埋立には幾つか理由はあるんですが、多分、大岡川が土砂を排出するので浅くなり、それが干潟状になってきた。 そこが埋め立てられると、今度は大岡川と中村川が延びて、その部分へどんどん土砂が入っていく。 大岡川は今の野毛のほうで、割と深いので、土砂はたまらないんですが、中村川は、堀川がまだできていませんから、流れた土砂がちょうど横浜の浜の裾にぶつかってたまりやすい。

吉田新田をつくることによって、土砂がたまるところが海側に延びていった。 それで中華街のところが浅くなって埋め立てられて横浜新田になり、次に浅くなった場所が太田屋新田になるわけです。 ここが順番に埋め立てられてきているという状況が都市として発展していく前提になったんだろうと思います。


     保土ヶ谷宿の成立に関する文書を紹介
 

松信

 

今回、近世で新しく見つかったり、紹介された資料はございますか。

斉藤

 

近世では、新しく発見されたというよりも、これまであまり出なかったものを幾つか紹介することができました。

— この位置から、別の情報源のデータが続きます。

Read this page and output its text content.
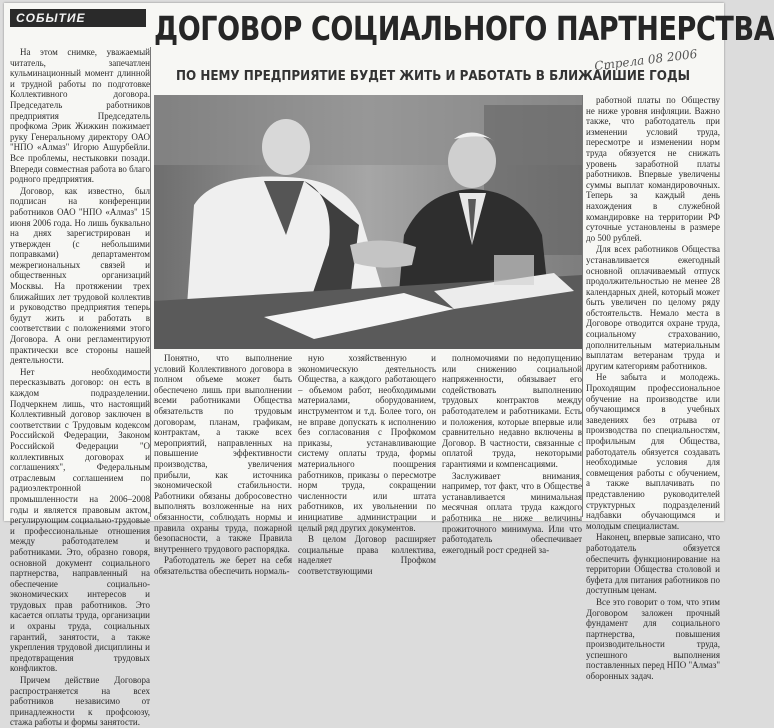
СОБЫТИЕ	ДОГОВОР СОЦИАЛЬНОГО ПАРТНЕРСТВА
ПО НЕМУ ПРЕДПРИЯТИЕ БУДЕТ ЖИТЬ И РАБОТАТЬ В БЛИЖАЙШИЕ ГОДЫ
Стрела 08 2006

На этом снимке, уважаемый читатель, запечатлен кульминационный момент длинной и трудной работы по подготовке Коллективного договора. Председатель работников предприятия Председатель профкома Эрик Жижкин пожимает руку Генеральному директору ОАО "НПО «Алмаз" Игорю Ашурбейли. Все проблемы, нестыковки позади. Впереди совместная работа во благо родного предприятия.

Договор, как известно, был подписан на конференции работников ОАО "НПО «Алмаз" 15 июня 2006 года. Но лишь буквально на днях зарегистрирован и утвержден (с небольшими поправками) департаментом межрегиональных связей и общественных организаций Москвы. На протяжении трех ближайших лет трудовой коллектив и руководство предприятия теперь будут жить и работать в соответствии с положениями этого Договора. А они регламентируют практически все стороны нашей деятельности.

Нет необходимости пересказывать договор: он есть в каждом подразделении. Подчеркнем лишь, что настоящий Коллективный договор заключен в соответствии с Трудовым кодексом Российской Федерации, Законом Российской Федерации "О коллективных договорах и соглашениях", Федеральным отраслевым соглашением по радиоэлектронной промышленности на 2006–2008 годы и является правовым актом, регулирующим социально-трудовые и профессиональные отношения между работодателем и работниками. Это, образно говоря, основной документ социального партнерства, направленный на обеспечение социально-экономических интересов и трудовых прав работников. Это касается оплаты труда, организации и охраны труда, социальных гарантий, занятости, а также укрепления трудовой дисциплины и предотвращения трудовых конфликтов.

Причем действие Договора распространяется на всех работников независимо от принадлежности к профсоюзу, стажа работы и формы занятости.

Понятно, что выполнение условий Коллективного договора в полном объеме может быть обеспечено лишь при выполнении всеми работниками Общества обязательств по трудовым договорам, планам, графикам, контрактам, а также всех мероприятий, направленных на повышение эффективности производства, увеличения прибыли, как источника экономической стабильности. Работники обязаны добросовестно выполнять возложенные на них обязанности, соблюдать нормы и правила охраны труда, пожарной безопасности, а также Правила внутреннего трудового распорядка.

Работодатель же берет на себя обязательства обеспечить нормаль-

ную хозяйственную и экономическую деятельность Общества, а каждого работающего – объемом работ, необходимыми материалами, оборудованием, инструментом и т.д. Более того, он не вправе допускать к исполнению без согласования с Профкомом приказы, устанавливающие систему оплаты труда, формы материального поощрения работников, приказы о пересмотре норм труда, сокращении численности или штата работников, их увольнении по инициативе администрации и целый ряд других документов.

В целом Договор расширяет социальные права коллектива, наделяет Профком соответствующими

полномочиями по недопущению или снижению социальной напряженности, обязывает его содействовать выполнению трудовых контрактов между работодателем и работниками. Есть и положения, которые впервые или сравнительно недавно включены в Договор. В частности, связанные с оплатой труда, некоторыми гарантиями и компенсациями.

Заслуживает внимания, например, тот факт, что в Обществе устанавливается минимальная месячная оплата труда каждого работника не ниже величины прожиточного минимума. Или что работодатель обеспечивает ежегодный рост средней за-

работной платы по Обществу не ниже уровня инфляции. Важно также, что работодатель при изменении условий труда, пересмотре и изменении норм труда обязуется не снижать уровень заработной платы работников. Впервые увеличены суммы выплат командировочных. Теперь за каждый день нахождения в служебной командировке на территории РФ суточные установлены в размере до 500 рублей.

Для всех работников Общества устанавливается ежегодный основной оплачиваемый отпуск продолжительностью не менее 28 календарных дней, который может быть увеличен по целому ряду обстоятельств. Немало места в Договоре отводится охране труда, социальному страхованию, дополнительным материальным выплатам ветеранам труда и другим категориям работников.

Не забыта и молодежь. Проходящим профессиональное обучение на производстве или обучающимся в учебных заведениях без отрыва от производства по специальностям, профильным для Общества, работодатель обязуется создавать необходимые условия для совмещения работы с обучением, а также выплачивать по представлению руководителей структурных подразделений надбавки обучающимся и молодым специалистам.

Наконец, впервые записано, что работодатель обязуется обеспечить функционирование на территории Общества столовой и буфета для питания работников по доступным ценам.

Все это говорит о том, что этим Договором заложен прочный фундамент для социального партнерства, повышения производительности труда, успешного выполнения поставленных перед НПО "Алмаз" оборонных задач.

一つは、東海道保土ヶ谷宿の軽部家文書で、慶長6年(1601年)に保土ヶ谷宿が成立しますが、それに関する文書があり、今回、伝馬朱印状・御伝馬之定・定路次中駄賃之覚の3点を掲載しています。

武州金沢藩についてはここ10年ぐらいの新しい研究成果です。 亨保7年(1722年)に、陣屋が栃木から移ってきますが、これまでは、なぜ金沢に陣屋が移ってきたのか説明できていなかった。 その2年前に船改番所が下田から浦賀に移転しているので、その関連で陣屋を配置したということは、恐らく間違いないと思います。

東京湾の入り口である浦賀に対して、浦賀から見て江戸寄りの場所に軍事的な施設を配置する。 保土ヶ谷から浦賀へ行くとき、金沢のあたりがほぼ中間地点ですから、そういう意図的な配置が行われたんだろうと思います。 ですから、横浜市内で唯一本拠地を構えている武州金沢藩の存在も、陸上交通、海上交通の江戸の入り口に当たるという横浜市域の地域性の一つのあらわれ方だと思います。

松信

 

ペリー来航以前に、だんだん外国船が日本近海に出没するようになると、海防の関係で、武州金沢藩もそういう役割を担っていくわけですね。

斉藤

 

海防が日常的にある程度行われていて、そのシステムに組み込まれている。 そういう意識は当時の海岸部の村々に相当程度あったと思います。 ペリーが来てもあまりびっくりしなかったのではないでしょうか。

松信

 

「泰平の眠りをさます上喜撰[じょうきせん]」と言うけれど、準備はほとんどできていた。